The compounds produced by fireflies include the substance luciferin that interacts with enzyme luciferase to produce light. Maye, Alam, and colleagues attached a genetically modified form of luciferase to the nanorods. They later added the luciferin as the fuel. The energy released when the fuel and the enzyme interact is transferred to the nanorods, causing the rods to glow.
The real breakthrough, say the authors, is the ability to alter the size and structure of the nanorods to increase the efficiency of the process they call Bioluminescence Resonance Energy Transfer. “The trick to increasing the efficiency of the system,” says Maye, “is to decrease the distance between the enzyme and the surface of the rod and to optimize the rod’s architecture.”
The researchers found they could produce the highest efficiency with a special nanorod architecture that emitted light in the near-infrared light range. Infrared light,invisible to human eyes, has longer wavelengths than visible light and is important for night vision goggles, telescopes, cameras, and medical imaging.
In the visible light spectrum, Maye’s team discovered as well they could produce multiple colors. Fireflies naturally emit a yellowish glow. Manipulating the size of the core and the length of the rod in this process, alters the color of the light produced; Maye’s nanorods glow green, orange, and red.

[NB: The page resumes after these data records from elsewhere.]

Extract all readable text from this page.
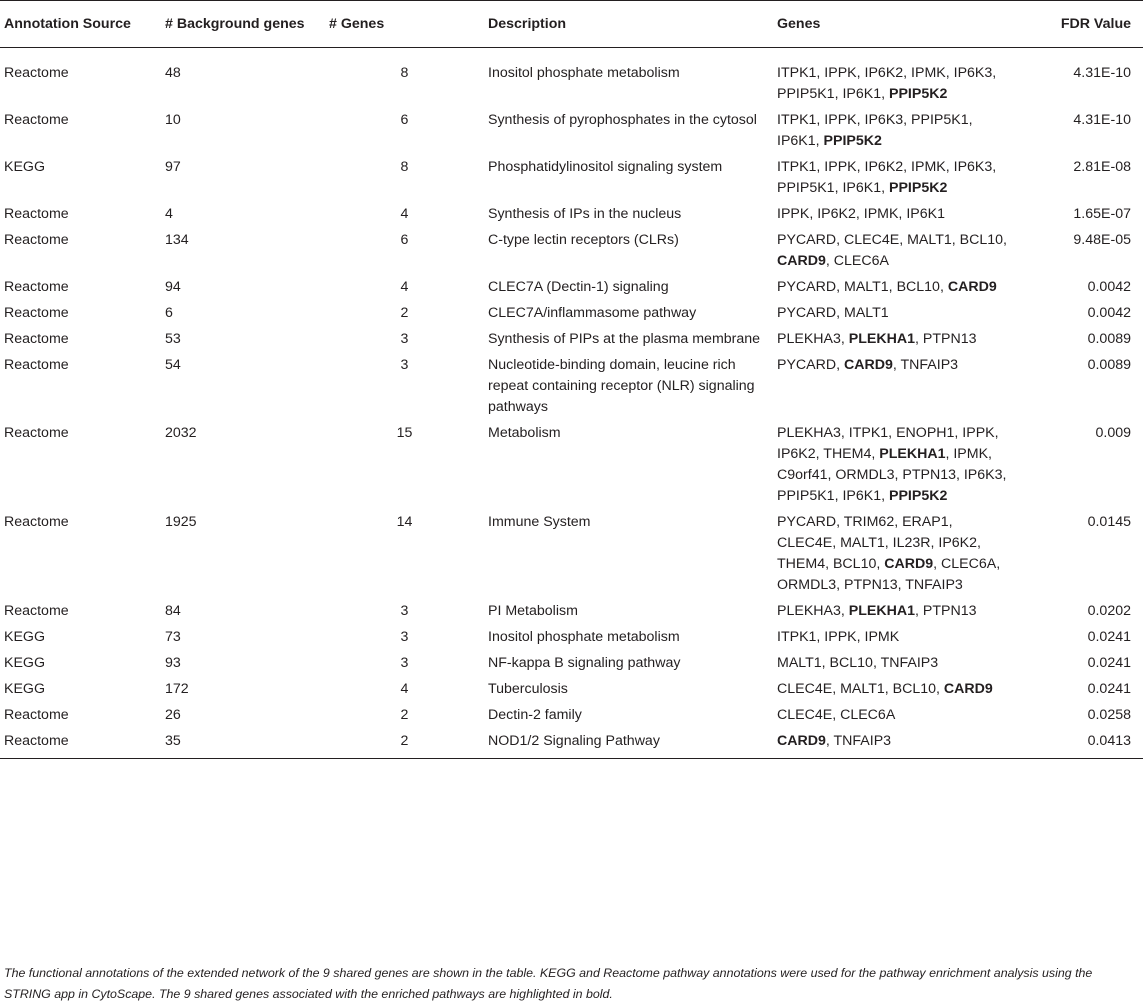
Annotation Source	# Background genes	# Genes	Description	Genes	FDR Value
Reactome	48	8	Inositol phosphate metabolism	ITPK1, IPPK, IP6K2, IPMK, IP6K3, PPIP5K1, IP6K1, PPIP5K2	4.31E-10
Reactome	10	6	Synthesis of pyrophosphates in the cytosol	ITPK1, IPPK, IP6K3, PPIP5K1, IP6K1, PPIP5K2	4.31E-10
KEGG	97	8	Phosphatidylinositol signaling system	ITPK1, IPPK, IP6K2, IPMK, IP6K3, PPIP5K1, IP6K1, PPIP5K2	2.81E-08
Reactome	4	4	Synthesis of IPs in the nucleus	IPPK, IP6K2, IPMK, IP6K1	1.65E-07
Reactome	134	6	C-type lectin receptors (CLRs)	PYCARD, CLEC4E, MALT1, BCL10, CARD9, CLEC6A	9.48E-05
Reactome	94	4	CLEC7A (Dectin-1) signaling	PYCARD, MALT1, BCL10, CARD9	0.0042
Reactome	6	2	CLEC7A/inflammasome pathway	PYCARD, MALT1	0.0042
Reactome	53	3	Synthesis of PIPs at the plasma membrane	PLEKHA3, PLEKHA1, PTPN13	0.0089
Reactome	54	3	Nucleotide-binding domain, leucine rich repeat containing receptor (NLR) signaling pathways	PYCARD, CARD9, TNFAIP3	0.0089
Reactome	2032	15	Metabolism	PLEKHA3, ITPK1, ENOPH1, IPPK, IP6K2, THEM4, PLEKHA1, IPMK, C9orf41, ORMDL3, PTPN13, IP6K3, PPIP5K1, IP6K1, PPIP5K2	0.009
Reactome	1925	14	Immune System	PYCARD, TRIM62, ERAP1, CLEC4E, MALT1, IL23R, IP6K2, THEM4, BCL10, CARD9, CLEC6A, ORMDL3, PTPN13, TNFAIP3	0.0145
Reactome	84	3	PI Metabolism	PLEKHA3, PLEKHA1, PTPN13	0.0202
KEGG	73	3	Inositol phosphate metabolism	ITPK1, IPPK, IPMK	0.0241
KEGG	93	3	NF-kappa B signaling pathway	MALT1, BCL10, TNFAIP3	0.0241
KEGG	172	4	Tuberculosis	CLEC4E, MALT1, BCL10, CARD9	0.0241
Reactome	26	2	Dectin-2 family	CLEC4E, CLEC6A	0.0258
Reactome	35	2	NOD1/2 Signaling Pathway	CARD9, TNFAIP3	0.0413
The functional annotations of the extended network of the 9 shared genes are shown in the table. KEGG and Reactome pathway annotations were used for the pathway enrichment analysis using the STRING app in CytoScape. The 9 shared genes associated with the enriched pathways are highlighted in bold.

So far the team has been able to produce bioluminesence only in the lab. Research is already underway to develop methods of sustaining the chemical reaction, as well as the transfer of energy, for longer periods. Maye believes the system holds the most promise for technologies that convert chemical energy directly to light, using the same kind of materials found in today’s computer chips and solar panels. “It’s conceivable,” says Maye, “that someday firefly-coated nanorods could be inserted into LED-type lights that you don’t have to plug in.”